I have sooooo much to blog about. But I can't seem to find where to draw the line between My Journal and my Blog and My secret Diary.
Today I met my half brother- to be fair this was the 3rd time I was seeing him, but the 1st time I was meeting him and talking and all that.
Bonus I met his beautiful fiance.
For the longest time I had begrudged my father for leaving my Mother to raise 3 children without a job.
Then to find out he had a child BEFORE he maRried my mother.
I became very disinterested in relations with him.
So when my half brother came into the picture- my sister discovered him through hi5. I was not interested. Infact I was reluctant to relate with him. Anyways I did go and see him at the palms about 3 xmases ago after a LOT of encouragement from the Lover.
But all that asides like last week he sent me a face-book message that he was in town. And like everyself respecting human being my facebook profile is verrrry private. Anyways so he sent me his number about 2days later and I called him.
We had tried all week to meet up BUT work had been crazy- so today when he called me- I just bailed from work AND went to meet him.
He looks soooo much like my father- its startling. Well maybe not startling but shocking because my brother looks nothing like my father.
But you see he is Nothing like my father and I realised how wrong I was attempting to transfer the Hate/ dislike/negative energy I have for my father to him.
I had such a fun time talking to him today I'm thankful I didn't see a movie. It turns out he is very close to my fathers people ie my grand dad- who I JUST found out today HAD FOUR WIVES!!!!!
I tell you the institution of marriage is very scary.
Anyways I found out a lot from him but I am thankful I have kept away from my fathers people.
As a Yoruba girl I realise that when I have to get married I'd have to do it like the Yoruba tradition and involve my Father and all that. What I really want is for my Mother to re-marry so we can by-pass all that.
Its just so annoying that a man doesn't look after his children but when things go alright they are eager to share in the glory. Its very irritating.
Anyways I wish him and his Fiancee a nice wedding- hopefully I'd be available to attend- a part of me does not want to because I know my father would be at the wedding of my Half brother- awkward much? I know when I get to that bridge I'd cross it.
Onto less heart wrenching news
I still haven't given the lover anything.
Work is ok- my coworker or rather ex co-worker said once she saw me she knew I'd be worth the employment. :)

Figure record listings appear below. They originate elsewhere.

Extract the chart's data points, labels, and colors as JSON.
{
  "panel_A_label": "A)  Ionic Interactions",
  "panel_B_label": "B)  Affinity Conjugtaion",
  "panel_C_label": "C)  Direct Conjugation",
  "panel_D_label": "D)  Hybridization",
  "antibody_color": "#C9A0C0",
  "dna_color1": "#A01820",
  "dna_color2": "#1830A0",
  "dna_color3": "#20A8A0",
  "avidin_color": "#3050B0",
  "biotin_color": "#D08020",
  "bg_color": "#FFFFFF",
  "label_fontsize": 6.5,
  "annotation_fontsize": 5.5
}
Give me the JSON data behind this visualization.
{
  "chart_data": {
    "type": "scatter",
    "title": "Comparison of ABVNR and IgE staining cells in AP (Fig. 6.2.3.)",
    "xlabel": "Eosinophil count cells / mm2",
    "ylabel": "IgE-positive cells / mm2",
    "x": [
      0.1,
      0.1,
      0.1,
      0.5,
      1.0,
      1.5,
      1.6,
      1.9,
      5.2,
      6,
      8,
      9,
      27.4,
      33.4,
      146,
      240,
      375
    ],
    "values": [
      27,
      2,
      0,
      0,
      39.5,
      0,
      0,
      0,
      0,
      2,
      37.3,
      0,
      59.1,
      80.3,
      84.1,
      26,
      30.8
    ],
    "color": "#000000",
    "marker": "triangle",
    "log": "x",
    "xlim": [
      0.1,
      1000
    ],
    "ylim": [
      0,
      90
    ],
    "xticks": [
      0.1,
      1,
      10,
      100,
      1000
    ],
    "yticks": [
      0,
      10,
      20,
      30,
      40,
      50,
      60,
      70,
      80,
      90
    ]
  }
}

Compliments from co-workers make me happy. ^_^
A little to happy. For someone who compliments don't Faze. I like getting work related compliments sadly they are far and few between each other.
My GrandMa is in town- Nothing reminds you of how far you have come like your grandma.
I am thankful for her.
As is my Younger brother too- this excites me. I love his non bathing self too much.
Anyways breakfast at Cafelicious tomorrow with the Lover On me.
Of recent I've observed my gold digging traits returning- I am glad. I'd hate to be one of those girls who wouldn't take things from men. Lol jk.
Still thinking about that belly button piercing. Motivation to slave away at the gym for ever.
My friend Debo suggested this 30min intense work out plan- *tufia* when I'm not a spartan?
Ok enough of my rambling. Tomorrow is a busy day.
Need to cut my nails-making a fist without hurting is impossible.